In November, county commissioners terminated a $4,500 annual grant for refugee resettlement services—home purchasing and maintenance, language services, and job skills training—against the recommendation of the county controller. It was the only one of the 32 grant applications submitted by community organizations the board denied. Another $40,000 annual contract for interpreting services for refugees at county health centers is at risk when it comes up for renewal on Jan. 31.
St. Vincent runs the only refugee resettlement program in Ingham County, serving more than 100 refugees each year from Africa, the Middle East, and elsewhere through a program the U.S. State Department, the state of Michigan, and Ingham County oversee.
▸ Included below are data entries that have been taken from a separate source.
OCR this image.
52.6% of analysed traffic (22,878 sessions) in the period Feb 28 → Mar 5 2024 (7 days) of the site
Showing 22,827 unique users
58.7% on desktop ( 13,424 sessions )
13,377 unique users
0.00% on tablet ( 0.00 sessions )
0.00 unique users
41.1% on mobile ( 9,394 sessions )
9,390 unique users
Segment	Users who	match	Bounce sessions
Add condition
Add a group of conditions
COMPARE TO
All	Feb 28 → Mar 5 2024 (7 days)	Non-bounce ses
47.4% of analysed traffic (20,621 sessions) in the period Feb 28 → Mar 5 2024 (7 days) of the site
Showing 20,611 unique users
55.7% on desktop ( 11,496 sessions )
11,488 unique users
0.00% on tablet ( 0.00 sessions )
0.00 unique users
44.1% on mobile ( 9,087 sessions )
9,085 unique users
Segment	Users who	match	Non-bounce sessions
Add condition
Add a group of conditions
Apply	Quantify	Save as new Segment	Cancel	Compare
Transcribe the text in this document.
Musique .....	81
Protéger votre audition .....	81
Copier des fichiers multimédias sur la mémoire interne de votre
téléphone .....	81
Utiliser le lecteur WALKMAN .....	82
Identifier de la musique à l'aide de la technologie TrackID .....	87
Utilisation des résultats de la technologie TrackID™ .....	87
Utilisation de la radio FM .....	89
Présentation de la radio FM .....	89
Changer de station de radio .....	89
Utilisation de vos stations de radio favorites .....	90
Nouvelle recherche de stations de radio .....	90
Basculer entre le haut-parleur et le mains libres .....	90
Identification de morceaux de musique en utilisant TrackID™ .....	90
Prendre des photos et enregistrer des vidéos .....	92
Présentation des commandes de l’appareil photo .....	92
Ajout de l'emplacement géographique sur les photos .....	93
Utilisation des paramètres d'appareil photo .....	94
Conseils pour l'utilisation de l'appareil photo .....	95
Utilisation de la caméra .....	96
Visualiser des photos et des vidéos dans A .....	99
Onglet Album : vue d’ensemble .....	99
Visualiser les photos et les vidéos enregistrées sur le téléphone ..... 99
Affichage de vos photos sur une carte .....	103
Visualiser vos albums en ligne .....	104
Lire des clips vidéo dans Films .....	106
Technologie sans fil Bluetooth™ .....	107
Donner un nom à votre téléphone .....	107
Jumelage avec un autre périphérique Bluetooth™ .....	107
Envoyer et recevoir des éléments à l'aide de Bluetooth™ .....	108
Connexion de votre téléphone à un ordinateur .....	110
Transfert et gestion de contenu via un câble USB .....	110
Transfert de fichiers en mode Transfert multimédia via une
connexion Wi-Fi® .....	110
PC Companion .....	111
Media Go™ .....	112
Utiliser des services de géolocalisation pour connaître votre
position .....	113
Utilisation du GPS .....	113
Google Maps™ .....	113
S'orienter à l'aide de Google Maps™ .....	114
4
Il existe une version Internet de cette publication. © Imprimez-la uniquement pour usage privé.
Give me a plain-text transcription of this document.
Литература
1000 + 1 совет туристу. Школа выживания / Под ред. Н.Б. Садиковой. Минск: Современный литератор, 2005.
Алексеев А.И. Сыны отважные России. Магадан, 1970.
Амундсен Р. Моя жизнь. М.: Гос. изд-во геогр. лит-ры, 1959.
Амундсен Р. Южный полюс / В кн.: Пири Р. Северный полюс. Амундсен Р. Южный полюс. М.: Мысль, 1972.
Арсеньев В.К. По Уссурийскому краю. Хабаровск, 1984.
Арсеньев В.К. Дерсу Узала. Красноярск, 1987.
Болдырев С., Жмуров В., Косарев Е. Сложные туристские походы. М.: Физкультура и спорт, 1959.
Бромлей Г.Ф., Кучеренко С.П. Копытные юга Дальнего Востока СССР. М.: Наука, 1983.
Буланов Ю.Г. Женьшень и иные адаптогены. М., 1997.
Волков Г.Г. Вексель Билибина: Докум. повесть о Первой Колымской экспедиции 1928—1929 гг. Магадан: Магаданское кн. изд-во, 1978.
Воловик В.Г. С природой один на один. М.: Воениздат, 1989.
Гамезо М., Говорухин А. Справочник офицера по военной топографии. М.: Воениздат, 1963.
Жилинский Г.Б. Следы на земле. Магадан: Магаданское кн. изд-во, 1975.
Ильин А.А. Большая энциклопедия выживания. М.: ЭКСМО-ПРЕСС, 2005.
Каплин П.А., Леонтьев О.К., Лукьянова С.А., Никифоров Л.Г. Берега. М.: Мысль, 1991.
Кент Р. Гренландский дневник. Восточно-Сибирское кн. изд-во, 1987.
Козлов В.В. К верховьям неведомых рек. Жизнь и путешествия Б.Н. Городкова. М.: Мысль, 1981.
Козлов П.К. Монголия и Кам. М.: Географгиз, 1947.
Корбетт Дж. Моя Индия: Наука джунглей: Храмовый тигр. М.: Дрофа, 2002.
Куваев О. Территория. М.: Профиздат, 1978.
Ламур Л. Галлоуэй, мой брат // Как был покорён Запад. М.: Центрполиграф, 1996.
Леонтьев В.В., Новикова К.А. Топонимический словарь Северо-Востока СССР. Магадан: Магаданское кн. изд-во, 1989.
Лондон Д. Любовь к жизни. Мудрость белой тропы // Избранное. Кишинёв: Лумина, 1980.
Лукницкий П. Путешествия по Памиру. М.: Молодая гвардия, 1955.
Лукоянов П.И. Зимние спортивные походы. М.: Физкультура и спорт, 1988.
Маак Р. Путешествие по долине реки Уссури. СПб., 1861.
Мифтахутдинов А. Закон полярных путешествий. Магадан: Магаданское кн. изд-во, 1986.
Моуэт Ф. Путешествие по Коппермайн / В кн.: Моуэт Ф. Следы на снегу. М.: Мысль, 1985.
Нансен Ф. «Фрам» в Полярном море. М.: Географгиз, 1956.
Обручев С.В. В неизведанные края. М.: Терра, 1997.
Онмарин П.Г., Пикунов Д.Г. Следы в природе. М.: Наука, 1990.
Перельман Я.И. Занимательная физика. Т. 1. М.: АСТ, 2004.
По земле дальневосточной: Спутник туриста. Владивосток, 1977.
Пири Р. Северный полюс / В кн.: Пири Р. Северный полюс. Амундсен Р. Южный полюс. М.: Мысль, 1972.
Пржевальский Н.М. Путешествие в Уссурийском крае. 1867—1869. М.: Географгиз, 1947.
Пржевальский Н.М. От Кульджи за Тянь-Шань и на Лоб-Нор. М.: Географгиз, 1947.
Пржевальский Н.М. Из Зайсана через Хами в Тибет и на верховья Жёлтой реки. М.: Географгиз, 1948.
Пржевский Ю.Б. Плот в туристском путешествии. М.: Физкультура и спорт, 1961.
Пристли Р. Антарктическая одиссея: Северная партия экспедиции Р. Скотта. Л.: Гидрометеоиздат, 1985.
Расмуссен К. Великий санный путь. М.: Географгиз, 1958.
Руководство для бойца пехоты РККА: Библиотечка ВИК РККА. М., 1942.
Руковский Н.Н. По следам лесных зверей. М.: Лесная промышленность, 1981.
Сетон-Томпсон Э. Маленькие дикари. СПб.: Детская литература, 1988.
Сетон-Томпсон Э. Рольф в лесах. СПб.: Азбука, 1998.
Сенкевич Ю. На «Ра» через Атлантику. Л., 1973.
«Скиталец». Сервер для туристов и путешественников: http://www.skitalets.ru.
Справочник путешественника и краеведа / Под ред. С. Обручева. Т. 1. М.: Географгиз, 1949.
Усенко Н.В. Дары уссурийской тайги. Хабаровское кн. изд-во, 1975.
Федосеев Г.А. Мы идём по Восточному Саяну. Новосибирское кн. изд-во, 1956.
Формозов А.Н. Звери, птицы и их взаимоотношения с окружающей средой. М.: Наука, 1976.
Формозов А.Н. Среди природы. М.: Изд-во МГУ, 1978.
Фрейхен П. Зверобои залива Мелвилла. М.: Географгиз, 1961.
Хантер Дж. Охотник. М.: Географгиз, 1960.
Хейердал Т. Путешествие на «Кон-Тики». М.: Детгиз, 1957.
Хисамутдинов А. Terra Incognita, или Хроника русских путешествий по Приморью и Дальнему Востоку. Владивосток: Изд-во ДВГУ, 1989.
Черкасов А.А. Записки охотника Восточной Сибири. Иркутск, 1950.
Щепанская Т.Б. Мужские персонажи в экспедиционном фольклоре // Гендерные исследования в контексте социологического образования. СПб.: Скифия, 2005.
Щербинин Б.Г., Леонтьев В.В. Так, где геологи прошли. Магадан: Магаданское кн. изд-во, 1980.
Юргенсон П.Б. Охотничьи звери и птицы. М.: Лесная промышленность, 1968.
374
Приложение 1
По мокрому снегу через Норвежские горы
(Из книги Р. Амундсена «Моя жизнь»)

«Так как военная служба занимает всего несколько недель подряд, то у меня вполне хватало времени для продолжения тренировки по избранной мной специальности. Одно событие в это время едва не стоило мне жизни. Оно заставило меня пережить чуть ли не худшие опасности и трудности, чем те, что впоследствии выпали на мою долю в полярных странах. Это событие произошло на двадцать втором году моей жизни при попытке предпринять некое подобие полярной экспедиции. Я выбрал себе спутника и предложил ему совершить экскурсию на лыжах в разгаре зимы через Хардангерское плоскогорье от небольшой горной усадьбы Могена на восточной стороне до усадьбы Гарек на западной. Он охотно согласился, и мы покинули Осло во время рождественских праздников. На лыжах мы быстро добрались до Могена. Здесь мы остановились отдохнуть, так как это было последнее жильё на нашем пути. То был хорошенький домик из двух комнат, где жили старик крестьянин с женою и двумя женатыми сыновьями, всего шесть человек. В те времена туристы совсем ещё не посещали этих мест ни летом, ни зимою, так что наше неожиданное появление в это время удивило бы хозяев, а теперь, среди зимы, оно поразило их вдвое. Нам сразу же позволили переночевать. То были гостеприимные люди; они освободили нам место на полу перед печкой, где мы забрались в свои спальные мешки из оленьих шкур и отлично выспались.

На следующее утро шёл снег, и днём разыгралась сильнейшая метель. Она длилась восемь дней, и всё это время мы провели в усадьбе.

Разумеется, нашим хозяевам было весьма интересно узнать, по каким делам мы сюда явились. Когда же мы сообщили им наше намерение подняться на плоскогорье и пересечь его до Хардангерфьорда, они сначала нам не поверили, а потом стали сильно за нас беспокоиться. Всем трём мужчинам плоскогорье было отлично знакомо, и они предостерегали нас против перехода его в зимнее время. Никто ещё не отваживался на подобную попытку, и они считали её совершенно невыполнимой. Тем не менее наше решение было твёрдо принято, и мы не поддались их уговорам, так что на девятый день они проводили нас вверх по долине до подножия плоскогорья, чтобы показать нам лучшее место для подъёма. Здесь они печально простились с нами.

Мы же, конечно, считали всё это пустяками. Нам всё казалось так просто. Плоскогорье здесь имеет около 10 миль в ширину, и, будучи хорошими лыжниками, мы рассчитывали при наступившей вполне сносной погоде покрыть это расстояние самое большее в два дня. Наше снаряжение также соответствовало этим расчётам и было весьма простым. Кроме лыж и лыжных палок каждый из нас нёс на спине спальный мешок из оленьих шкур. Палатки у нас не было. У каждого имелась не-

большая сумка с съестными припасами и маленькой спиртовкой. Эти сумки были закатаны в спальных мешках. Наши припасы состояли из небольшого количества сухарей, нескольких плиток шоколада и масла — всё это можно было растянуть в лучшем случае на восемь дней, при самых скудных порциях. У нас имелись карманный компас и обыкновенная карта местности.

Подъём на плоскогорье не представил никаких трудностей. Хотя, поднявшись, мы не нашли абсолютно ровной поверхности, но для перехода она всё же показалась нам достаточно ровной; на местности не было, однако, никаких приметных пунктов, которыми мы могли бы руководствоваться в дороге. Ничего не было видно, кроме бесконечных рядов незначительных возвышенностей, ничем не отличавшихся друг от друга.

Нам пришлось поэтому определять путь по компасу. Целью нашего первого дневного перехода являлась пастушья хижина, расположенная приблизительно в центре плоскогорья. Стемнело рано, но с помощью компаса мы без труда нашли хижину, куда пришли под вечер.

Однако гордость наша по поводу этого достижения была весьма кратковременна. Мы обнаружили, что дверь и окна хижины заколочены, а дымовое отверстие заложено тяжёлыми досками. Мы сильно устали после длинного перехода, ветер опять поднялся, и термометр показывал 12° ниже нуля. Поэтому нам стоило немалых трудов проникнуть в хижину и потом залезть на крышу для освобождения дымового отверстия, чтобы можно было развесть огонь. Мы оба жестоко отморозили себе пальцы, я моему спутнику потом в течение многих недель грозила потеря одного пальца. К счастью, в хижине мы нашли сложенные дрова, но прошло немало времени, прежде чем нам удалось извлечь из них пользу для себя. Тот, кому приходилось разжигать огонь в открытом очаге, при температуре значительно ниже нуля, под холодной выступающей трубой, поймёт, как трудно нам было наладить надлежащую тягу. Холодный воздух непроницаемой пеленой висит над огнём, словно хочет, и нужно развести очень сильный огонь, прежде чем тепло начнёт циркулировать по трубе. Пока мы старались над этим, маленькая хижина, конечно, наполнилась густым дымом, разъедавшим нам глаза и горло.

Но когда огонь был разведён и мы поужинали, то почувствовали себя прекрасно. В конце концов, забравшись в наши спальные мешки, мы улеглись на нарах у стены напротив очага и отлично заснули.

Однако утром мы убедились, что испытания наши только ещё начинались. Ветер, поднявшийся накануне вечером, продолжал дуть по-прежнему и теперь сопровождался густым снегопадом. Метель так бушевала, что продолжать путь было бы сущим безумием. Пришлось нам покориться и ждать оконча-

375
It is funded by federal, state, and local money supplemented by private contributions and provides the same services to LGBT refugees as to others.
That assistance is critical to refugees, said Becket’s Lori Windham, who represents the organization. St. Vincent has asked a judge to order the county to reinstate the grant it lost and protect it from future loss of funds because of religious discrimination.
“You can imagine arriving in this country, fleeing persecution,” Windham said. “You need a home, basic medical care, a job, language training—and St. Vincent provides all of those things.” She added that the charity’s staff meets refugees at the airport, helps them find housing, takes them to medical appointments, provides them with interpreters, and helps with job training—in short, everything they need to successfully adapt to a new life.
“St. Vincent serves LGBT refugees, so this is just retaliation, plain and simple,” Windham said. “It’s not just retaliation for the [adoption and foster care] lawsuit, but some of those contracts also involve state and federal agencies who are also party to that litigation,” suggesting that agencies view this as another front in their ongoing battle to elevate LGBT rights over religious liberty.
A hearing on St. Vincent’s motion for a preliminary injunction is expected no later than Jan. 31.